Brooke’s Story – No Filter on Hypberbaric Oxygen Treatments

By: Brooke Bogdan
Companion IBD, Founder/Edtior-in-chief

To put it lightly, I’ve been through a lot. Quite a few surgeries, an ostomy, countless hospital stays, all the drugs that pharmaceutical companies could make, pain, nausea, all of it. What I tend to do all the time, is censor my true feelings.
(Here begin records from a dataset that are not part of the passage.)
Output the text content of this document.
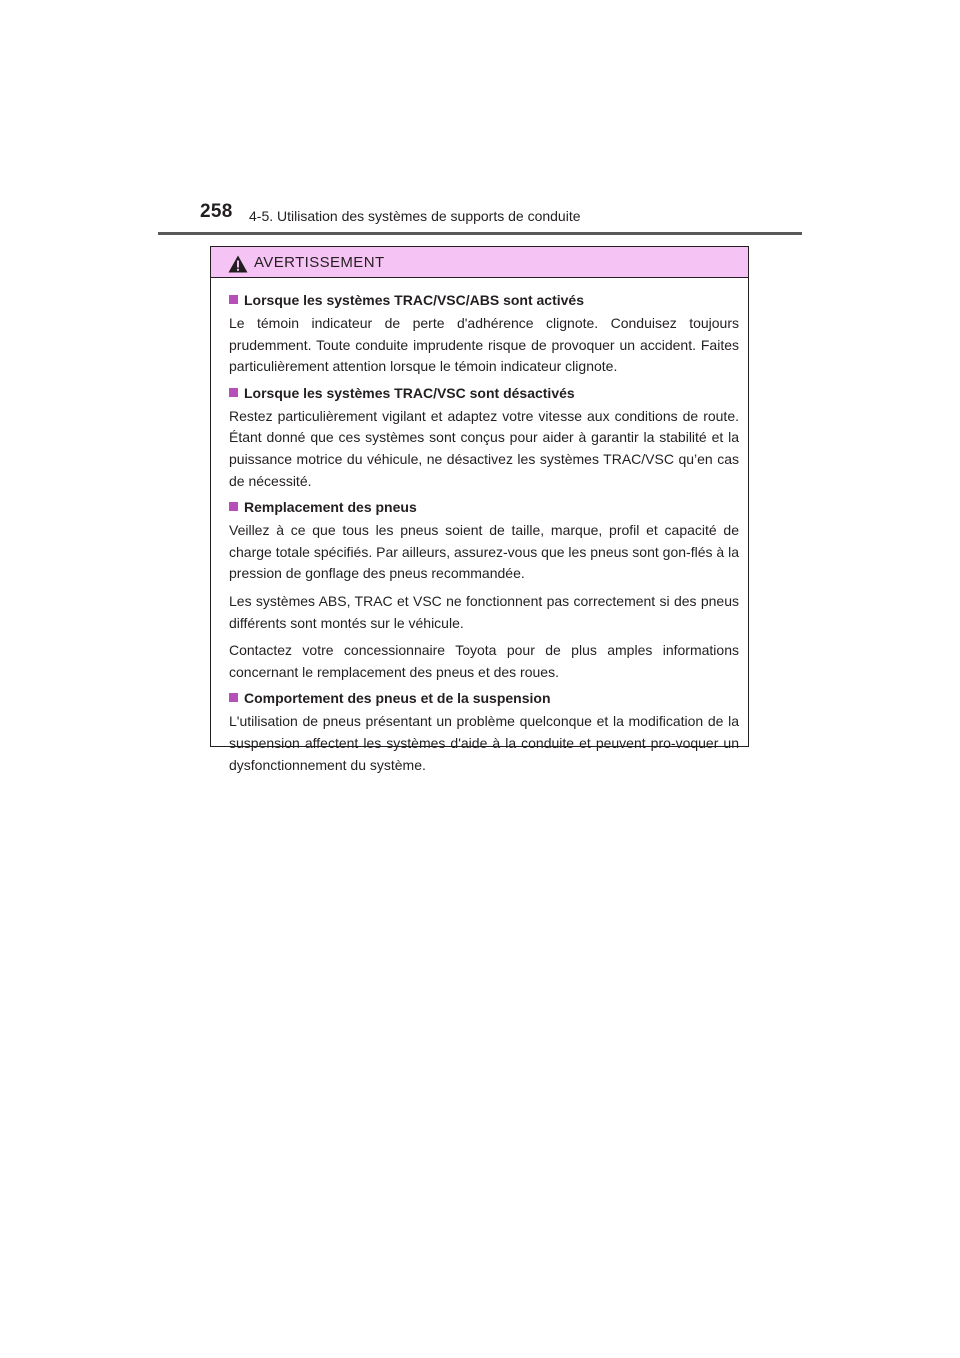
258 4-5. Utilisation des systèmes de supports de conduite
AVERTISSEMENT
Lorsque les systèmes TRAC/VSC/ABS sont activés

Le témoin indicateur de perte d'adhérence clignote. Conduisez toujours prudemment. Toute conduite imprudente risque de provoquer un accident. Faites particulièrement attention lorsque le témoin indicateur clignote.

Lorsque les systèmes TRAC/VSC sont désactivés

Restez particulièrement vigilant et adaptez votre vitesse aux conditions de route. Étant donné que ces systèmes sont conçus pour aider à garantir la stabilité et la puissance motrice du véhicule, ne désactivez les systèmes TRAC/VSC qu’en cas de nécessité.

Remplacement des pneus

Veillez à ce que tous les pneus soient de taille, marque, profil et capacité de charge totale spécifiés. Par ailleurs, assurez-vous que les pneus sont gon-flés à la pression de gonflage des pneus recommandée.

Les systèmes ABS, TRAC et VSC ne fonctionnent pas correctement si des pneus différents sont montés sur le véhicule.

Contactez votre concessionnaire Toyota pour de plus amples informations concernant le remplacement des pneus et des roues.

Comportement des pneus et de la suspension

L'utilisation de pneus présentant un problème quelconque et la modification de la suspension affectent les systèmes d'aide à la conduite et peuvent pro-voquer un dysfonctionnement du système.
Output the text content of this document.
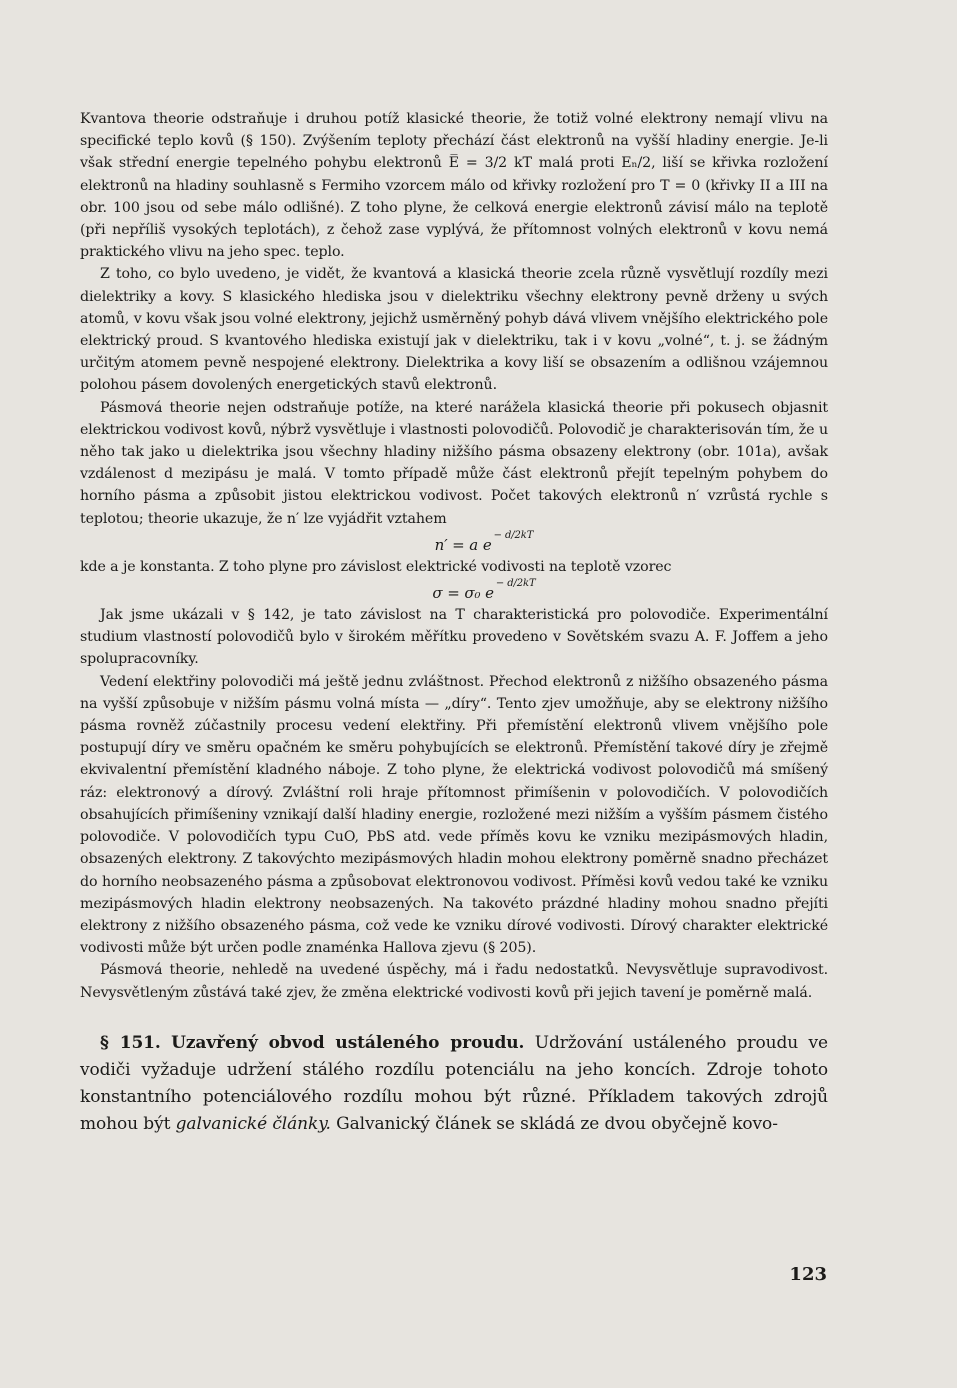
Kvantova theorie odstraňuje i druhou potíž klasické theorie, že totiž volné elektrony nemají vlivu na specifické teplo kovů (§ 150). Zvýšením teploty přechází část elektronů na vyšší hladiny energie. Je-li však střední energie tepelného pohybu elektronů E̅ = 3/2 kT malá proti Eₙ/2, liší se křivka rozložení elektronů na hladiny souhlasně s Fermiho vzorcem málo od křivky rozložení pro T = 0 (křivky II a III na obr. 100 jsou od sebe málo odlišné). Z toho plyne, že celková energie elektronů závisí málo na teplotě (při nepříliš vysokých teplotách), z čehož zase vyplývá, že přítomnost volných elektronů v kovu nemá praktického vlivu na jeho spec. teplo.

Z toho, co bylo uvedeno, je vidět, že kvantová a klasická theorie zcela různě vysvětlují rozdíly mezi dielektriky a kovy. S klasického hlediska jsou v dielektriku všechny elektrony pevně drženy u svých atomů, v kovu však jsou volné elektrony, jejichž usměrněný pohyb dává vlivem vnějšího elektrického pole elektrický proud. S kvantového hlediska existují jak v dielektriku, tak i v kovu „volné“, t. j. se žádným určitým atomem pevně nespojené elektrony. Dielektrika a kovy liší se obsazením a odlišnou vzájemnou polohou pásem dovolených energetických stavů elektronů.

Pásmová theorie nejen odstraňuje potíže, na které narážela klasická theorie při pokusech objasnit elektrickou vodivost kovů, nýbrž vysvětluje i vlastnosti polovodičů. Polovodič je charakterisován tím, že u něho tak jako u dielektrika jsou všechny hladiny nižšího pásma obsazeny elektrony (obr. 101a), avšak vzdálenost d mezipásu je malá. V tomto případě může část elektronů přejít tepelným pohybem do horního pásma a způsobit jistou elektrickou vodivost. Počet takových elektronů n′ vzrůstá rychle s teplotou; theorie ukazuje, že n′ lze vyjádřit vztahem

n′ = a $e^{- d/2kT}$

kde a je konstanta. Z toho plyne pro závislost elektrické vodivosti na teplotě vzorec

σ = σ₀ $e^{- d/2kT}$

Jak jsme ukázali v § 142, je tato závislost na T charakteristická pro polovodiče. Experimentální studium vlastností polovodičů bylo v širokém měřítku provedeno v Sovětském svazu A. F. Joffem a jeho spolupracovníky.

Vedení elektřiny polovodiči má ještě jednu zvláštnost. Přechod elektronů z nižšího obsazeného pásma na vyšší způsobuje v nižším pásmu volná místa — „díry“. Tento zjev umožňuje, aby se elektrony nižšího pásma rovněž zúčastnily procesu vedení elektřiny. Při přemístění elektronů vlivem vnějšího pole postupují díry ve směru opačném ke směru pohybujících se elektronů. Přemístění takové díry je zřejmě ekvivalentní přemístění kladného náboje. Z toho plyne, že elektrická vodivost polovodičů má smíšený ráz: elektronový a dírový. Zvláštní roli hraje přítomnost přimíšenin v polovodičích. V polovodičích obsahujících přimíšeniny vznikají další hladiny energie, rozložené mezi nižším a vyšším pásmem čistého polovodiče. V polovodičích typu CuO, PbS atd. vede příměs kovu ke vzniku mezipásmových hladin, obsazených elektrony. Z takovýchto mezipásmových hladin mohou elektrony poměrně snadno přecházet do horního neobsazeného pásma a způsobovat elektronovou vodivost. Příměsi kovů vedou také ke vzniku mezipásmových hladin elektrony neobsazených. Na takovéto prázdné hladiny mohou snadno přejíti elektrony z nižšího obsazeného pásma, což vede ke vzniku dírové vodivosti. Dírový charakter elektrické vodivosti může být určen podle znaménka Hallova zjevu (§ 205).

Pásmová theorie, nehledě na uvedené úspěchy, má i řadu nedostatků. Nevysvětluje supravodivost. Nevysvětleným zůstává také zjev, že změna elektrické vodivosti kovů při jejich tavení je poměrně malá.

§ 151. Uzavřený obvod ustáleného proudu. Udržování ustáleného proudu ve vodiči vyžaduje udržení stálého rozdílu potenciálu na jeho koncích. Zdroje tohoto konstantního potenciálového rozdílu mohou být různé. Příkladem takových zdrojů mohou být galvanické články. Galvanický článek se skládá ze dvou obyčejně kovo-

123
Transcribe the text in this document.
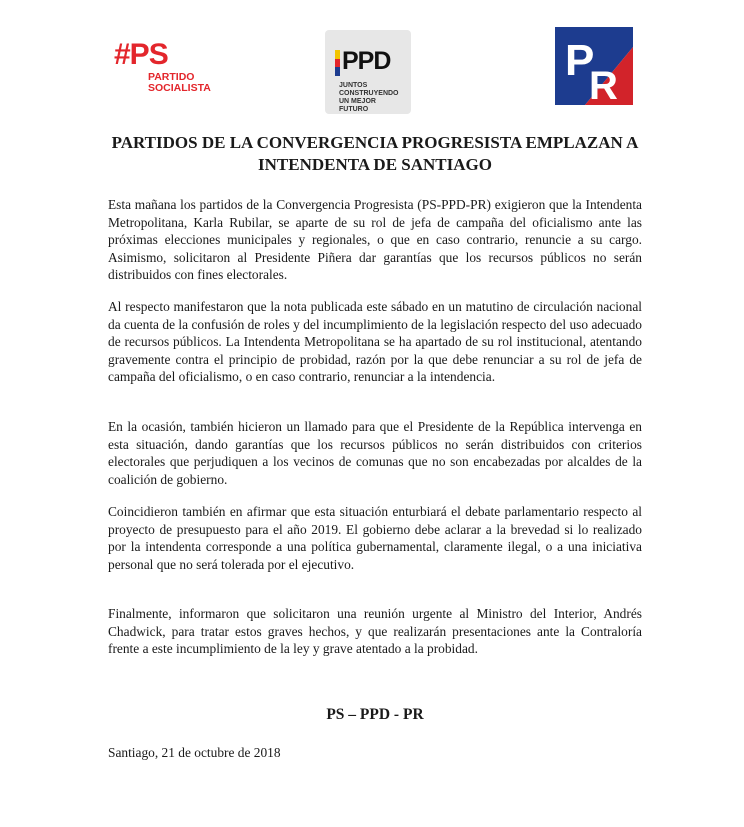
#PS
PARTIDO
SOCIALISTA
PPD
JUNTOS CONSTRUYENDO UN MEJOR FUTURO
P
R
PARTIDOS DE LA CONVERGENCIA PROGRESISTA EMPLAZAN A INTENDENTA DE SANTIAGO

Esta mañana los partidos de la Convergencia Progresista (PS-PPD-PR) exigieron que la Intendenta Metropolitana, Karla Rubilar, se aparte de su rol de jefa de campaña del oficialismo ante las próximas elecciones municipales y regionales, o que en caso contrario, renuncie a su cargo. Asimismo, solicitaron al Presidente Piñera dar garantías que los recursos públicos no serán distribuidos con fines electorales.

Al respecto manifestaron que la nota publicada este sábado en un matutino de circulación nacional da cuenta de la confusión de roles y del incumplimiento de la legislación respecto del uso adecuado de recursos públicos. La Intendenta Metropolitana se ha apartado de su rol institucional, atentando gravemente contra el principio de probidad, razón por la que debe renunciar a su rol de jefa de campaña del oficialismo, o en caso contrario, renunciar a la intendencia.

En la ocasión, también hicieron un llamado para que el Presidente de la República intervenga en esta situación, dando garantías que los recursos públicos no serán distribuidos con criterios electorales que perjudiquen a los vecinos de comunas que no son encabezadas por alcaldes de la coalición de gobierno.

Coincidieron también en afirmar que esta situación enturbiará el debate parlamentario respecto al proyecto de presupuesto para el año 2019. El gobierno debe aclarar a la brevedad si lo realizado por la intendenta corresponde a una política gubernamental, claramente ilegal, o a una iniciativa personal que no será tolerada por el ejecutivo.

Finalmente, informaron que solicitaron una reunión urgente al Ministro del Interior, Andrés Chadwick, para tratar estos graves hechos, y que realizarán presentaciones ante la Contraloría frente a este incumplimiento de la ley y grave atentado a la probidad.

PS – PPD - PR
Santiago, 21 de octubre de 2018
I am guilty of putting a “filter” on my IBD.

This week is about taking that filter off and showing what it’s truly like to live with ulcerative colitis. It is painful, scary, unpredictable, and the treatments are tough and exhausting. My latest struggle, which I won’t go into detail about because you can read it on my blog here: ( has caused me to break down in ways that I haven’t experienced in a long time.

Those hyperbaric chambers are intimidating looking. I felt a lot of emotions, the main ones being disbelief and disappointment. I couldn’t believe that my poor choices have resulted in me having to spend 2.5 hours of my day, every day, laying in a space-age looking tube. Normally I’m not sure where my anger or disappointment should be directed, right now I know for sure.

My anger and disappointment are directed at me.

The fight that I’m going through right now has to be one of the toughest in my journey with ulcerative colitis. I told my boyfriend the other day I feel like I’m breaking. I work for a PR agency (which I love), I advocate for people living with IBD (which is my mission in life) – now on top of all of that, I’m back on maintenance drugs for my UC. 4 suppositories every single day. It’s so fun to shove those capsules in my butt every day. (Hey, we said this was unfiltered, so don’t expect anything less).

I’m working out intensely with a personal trainer twice a week, along with yoga and my own workouts the other days. I try my best to have a social life, I have a boyfriend who is also my best friend that I love spending time with, I have friends that I want to catch up with, I have a family who makes up my whole heart who I want to be around as much as possible. I have to cook, clean my apartment, go to my check-ups at the doctor, and now I have to go to Lutheran Hospital every single day for 2.5 hours and lay in a pressurized oxygen chamber.

No matter what “unfiltered” challenge you are facing with IBD, always stay positive. We will beat this together.

This is my life with IBD right now, unfiltered.